Expectation-maximization algorithm

An expectation-maximization (EM) algorithm is an algorithm for finding maximum likelihood estimates of parameters in probabilistic models, where the model depends on unobserved (latent) variables. EM alternates between performing an expectation (E) step, which computes the expected value of the latent variables, and an maximization (M) step, which computes the maximum likelihood estimates of the parameters given the data and setting the latent variables to their expectation.

It can be shown that an EM iteration does not decrease the observed data likelihood function, and that the only stationary points of the iteration are the stationary points of the observed data likelihood function. In practice, this means that an EM algorithm will converge to a local maximum of the observed data likelihood function.

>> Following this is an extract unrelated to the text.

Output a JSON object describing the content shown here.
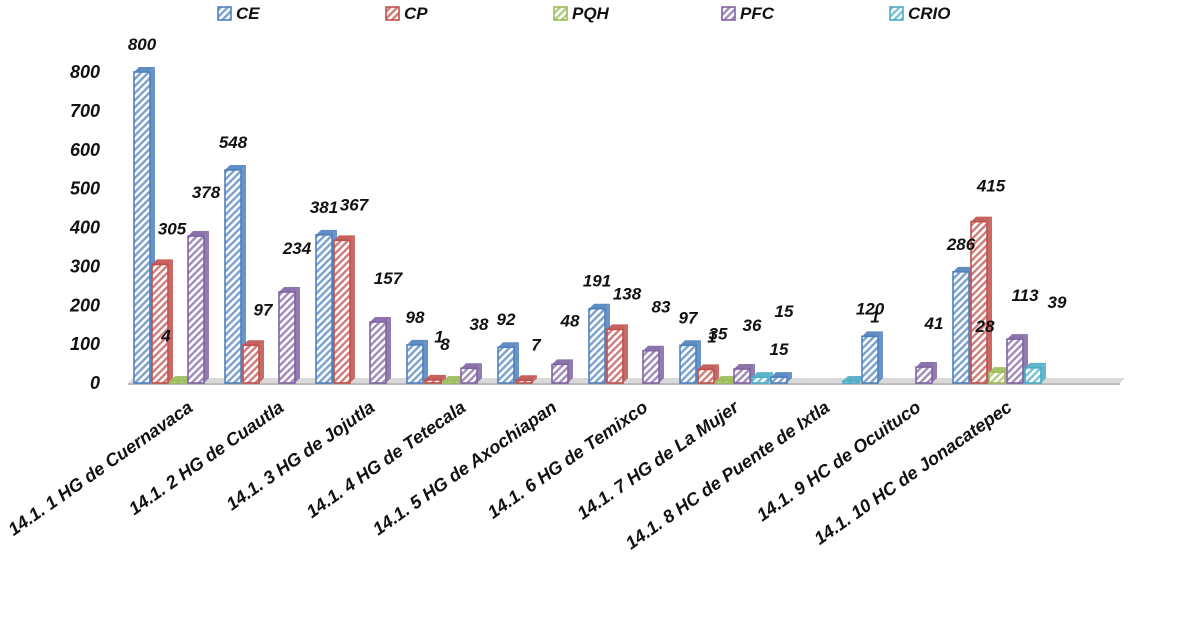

"Expectation-maximization" is a description of a class of related algorithms, not a particular algorithm; EM is a recipe or meta-algorithm which is used to devise particular algorithms. The Baum-Welch algorithm is an example of an EM algorithm applied to hidden Markov models. Another example is the EM algorithm for fitting a mixture density model.

An EM algorithm can also find maximum a posteriori (MAP) estimates, by performing MAP estimation in the M step, rather than maximum likelihood.

There are other methods for finding maximum likelihood estimates, such as gradient descent, conjugate gradient or variations of the Gauss-Newton method.

References

Arthur Dempster, Nan Laird, and Donald Rubin. "Maximum likelihood from incomplete data via the EM algorithm". Journal of the Royal Statistical Society, Series B, 39(1):1–38, 1977.

Radford Neal, Geoffrey Hinton. "A view of the EM algorithm that justifies incremental, sparse, and other variants". In Michael I. Jordan (editor), Learning in Graphical Models pp 355-368. Cambridge, MA: MIT Press, 1999.